Aracena sentiu o rubor tomando suas faces, mas não conseguia desviar o olhar daquelas duas lagunas extremamente azuis. Os longos dedos dele eram quentes sobre suas mãos sempre geladas, independente da estação. Não percebera que prendia a respiração até soltar um vacilante suspiro e conseguir puxar a mão de sob a dele. Para seu alívio, a irmã apareceu à porta com uma jarra e dois copos de madeira na mão.

- O senhor aceita um copo de garapa, majestade? - perguntou ela, sorridente.

- Aceito sim...

- Solena.

- Solena - repetiu ele.

A moçoila depositou a jarra e os copos sobre a mesa, serviu o rei e retirou-se, fechando a porta. Aracena despejou um pouco do líquido no outro recipiente e bebeu de uma vez, o sabor adocicado devolvendo-lhe os sentidos.

Osmaris tocou-lhe o rosto, sentindo sua pele macia. Os lábios dela se abriram e ela expirou o ar, trêmula.

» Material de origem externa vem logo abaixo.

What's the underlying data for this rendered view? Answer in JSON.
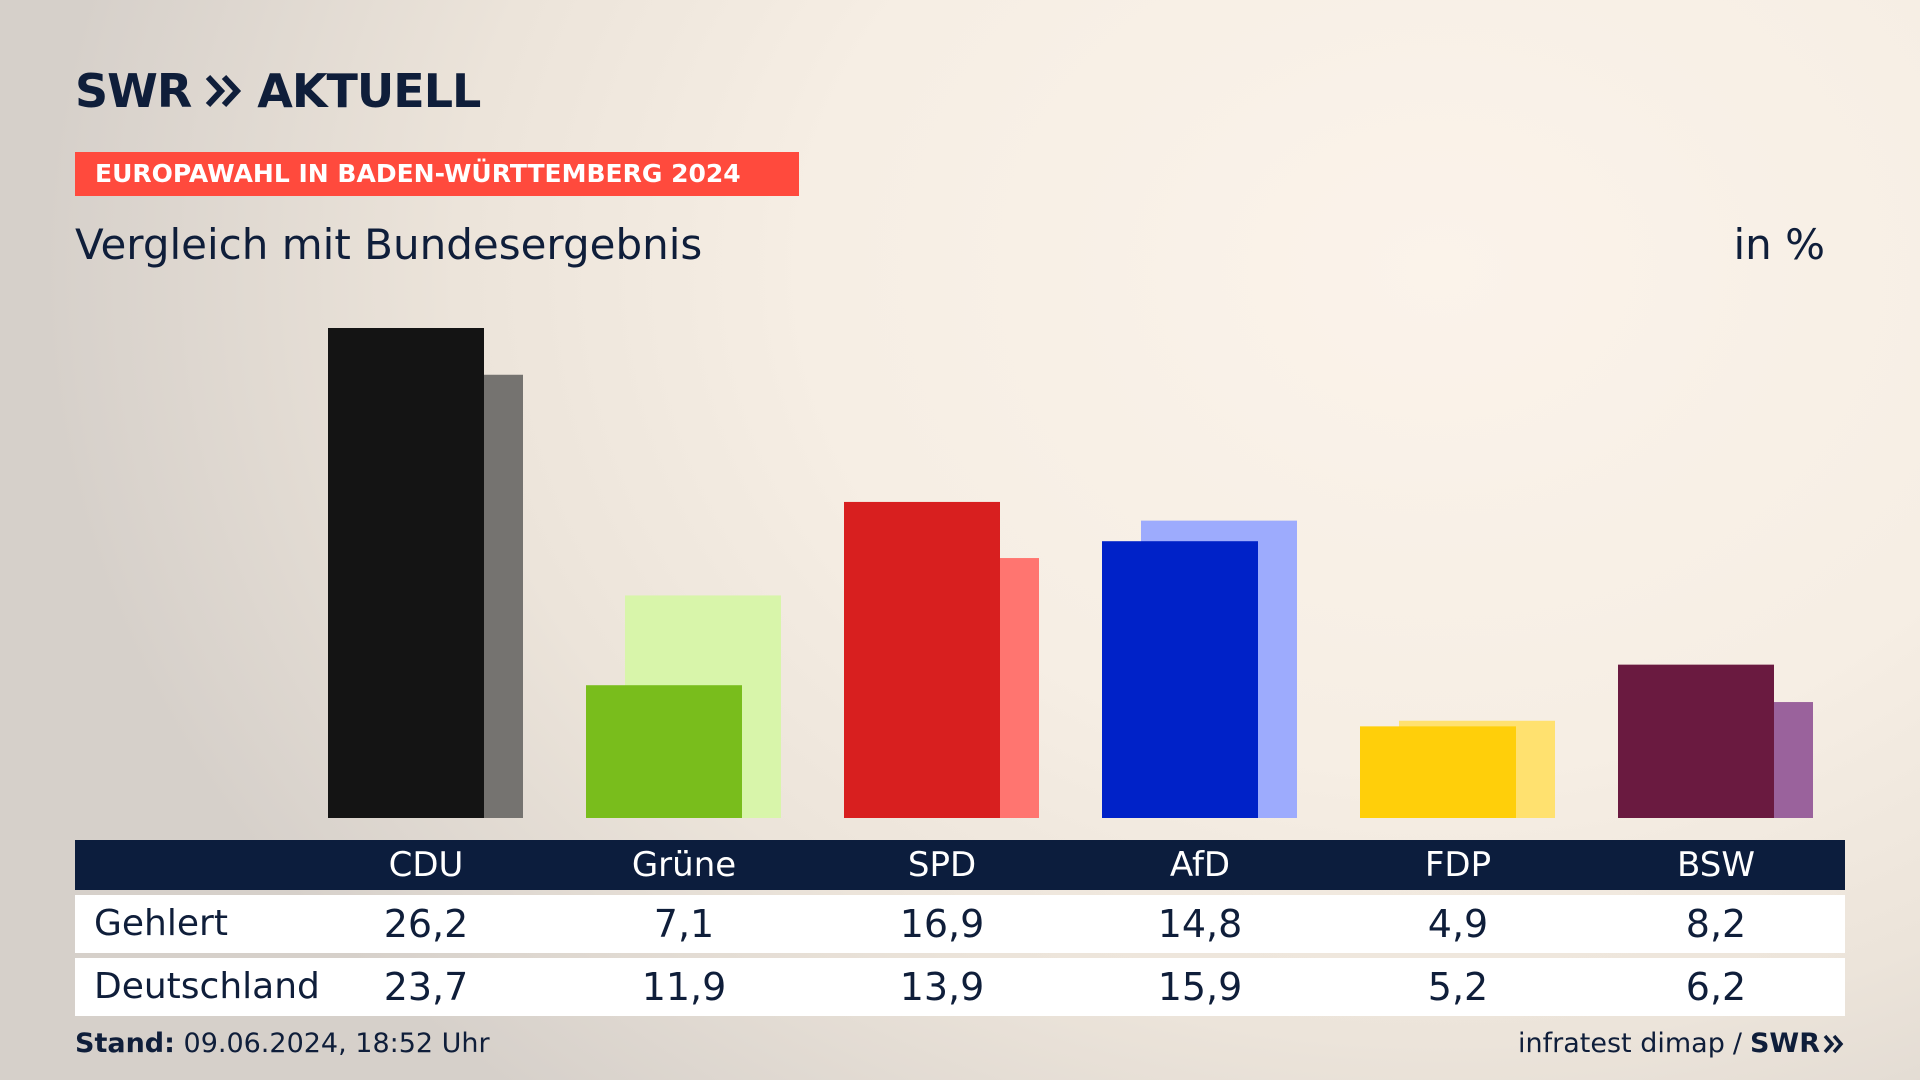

- Bem, Srta. Aracena. Gostaria de lhe fazer uma proposta.

Ela olhou para ele com desconfiança, mas indicou que prosseguisse.

- Sinto que minha alma foi enfeitiçada pela senhorita e percebo que não é indiferente a minha presença. É claro que na minha posição não seria permitido desposá-la, uma vez que a senhorita não tem sangue nobre, mas gostaria que retornasse comigo ao castelo, na condição de minha concubina.

A jovem engasgou. Não era possível que ele estivesse lhe propondo aquilo.

- Receio não poder aceitar tal proposta, majestade - disse ela, com incrível serenidade - Posso não vir de linhagem nobre, mas minha família é muito respeitada. E eu não poderia atirar nosso bom nome na lama para viver como uma concubina.